Generating plasmonic heterostructures by cation exchange and redox reactions of covellite CuS nanocrystals with Au3+ ions

Abstract

We demonstrate the fabrication of various types of heterostructures, including core–shells and dimers. This is achieved by reacting platelet-shaped covellite (CuS) nanocrystals (NCs) with Au³⁺ ions under various reaction conditions: the exposure of CuS NCs to Au³⁺ ions, in the presence or in the absence of ascorbic acid (AA), leads to the formation of CuS@Au core–shell nanostructures; the reaction of CuS NCs with Au³⁺ ions in the presence of oleylamine (OM) leads to the formation of CuS@Au₂S; the presence of both OM and AA leads to the formation of Au/CuS dimers. Depending on which condition is chosen, either cation exchange (CE) between gold and copper ions is predominant (leading to amorphous Au₂S) or the reduction of Au³⁺ leads to the nucleation of metallic Au domains (which are operated by the AA). In the heterostructures achieved by CE, the Au₂S shell is almost entirely amorphous, and can be converted to polycrystalline upon electron beam irradiation. Finally, when both oleylamine and AA are present in the reaction environment, Au/CuS dimers are formed due to the reduction of Au³⁺ to metallic Au domains which nucleate on top of the CuS seeds.

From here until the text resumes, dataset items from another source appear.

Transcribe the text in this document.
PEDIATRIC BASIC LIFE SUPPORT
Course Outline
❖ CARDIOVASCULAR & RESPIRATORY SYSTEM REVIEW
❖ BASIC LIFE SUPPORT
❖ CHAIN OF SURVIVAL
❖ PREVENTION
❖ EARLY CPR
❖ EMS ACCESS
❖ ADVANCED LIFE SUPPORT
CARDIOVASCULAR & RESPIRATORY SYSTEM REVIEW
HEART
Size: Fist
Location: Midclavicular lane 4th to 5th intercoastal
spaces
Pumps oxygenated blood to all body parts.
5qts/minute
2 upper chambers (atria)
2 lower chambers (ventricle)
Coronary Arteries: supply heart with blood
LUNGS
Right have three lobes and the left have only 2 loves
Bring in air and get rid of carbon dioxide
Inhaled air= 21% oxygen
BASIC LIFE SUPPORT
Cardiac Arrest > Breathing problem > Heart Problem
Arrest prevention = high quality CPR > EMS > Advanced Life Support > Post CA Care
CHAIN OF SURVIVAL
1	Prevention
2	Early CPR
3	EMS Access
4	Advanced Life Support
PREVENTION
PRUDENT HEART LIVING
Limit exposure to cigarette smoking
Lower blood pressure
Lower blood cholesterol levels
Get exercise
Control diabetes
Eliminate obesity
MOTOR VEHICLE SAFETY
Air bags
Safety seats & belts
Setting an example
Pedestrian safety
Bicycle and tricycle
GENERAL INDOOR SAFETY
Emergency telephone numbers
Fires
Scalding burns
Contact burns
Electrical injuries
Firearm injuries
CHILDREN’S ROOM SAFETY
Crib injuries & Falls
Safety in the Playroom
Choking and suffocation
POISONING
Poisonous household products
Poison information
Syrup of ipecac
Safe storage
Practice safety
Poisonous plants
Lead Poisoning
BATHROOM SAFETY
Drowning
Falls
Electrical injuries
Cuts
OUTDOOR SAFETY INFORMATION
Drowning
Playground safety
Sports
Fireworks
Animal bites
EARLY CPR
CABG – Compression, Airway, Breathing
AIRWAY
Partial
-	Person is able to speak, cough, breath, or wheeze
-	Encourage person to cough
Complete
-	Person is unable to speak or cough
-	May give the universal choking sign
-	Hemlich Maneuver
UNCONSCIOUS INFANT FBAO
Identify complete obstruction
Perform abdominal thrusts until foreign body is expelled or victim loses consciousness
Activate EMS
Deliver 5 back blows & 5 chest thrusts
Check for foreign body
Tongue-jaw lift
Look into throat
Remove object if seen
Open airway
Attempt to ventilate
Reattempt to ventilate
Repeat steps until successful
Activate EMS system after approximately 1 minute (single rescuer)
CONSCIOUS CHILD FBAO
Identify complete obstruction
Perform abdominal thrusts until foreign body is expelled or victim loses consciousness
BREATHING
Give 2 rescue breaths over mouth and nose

The experimental dual plasmonic bands of the CuS@Au core–shells and Au/CuS dimers are in agreement with the theoretical optical simulations. The procedures described here enable the synthesis of core–shell nanostructures with tunable localized surface plasmon resonances (LSPRs) in the near-infrared (NIR) region, and of plasmonic metal/semiconductor heterostructures with LSPRs in both the NIR and the visible regions.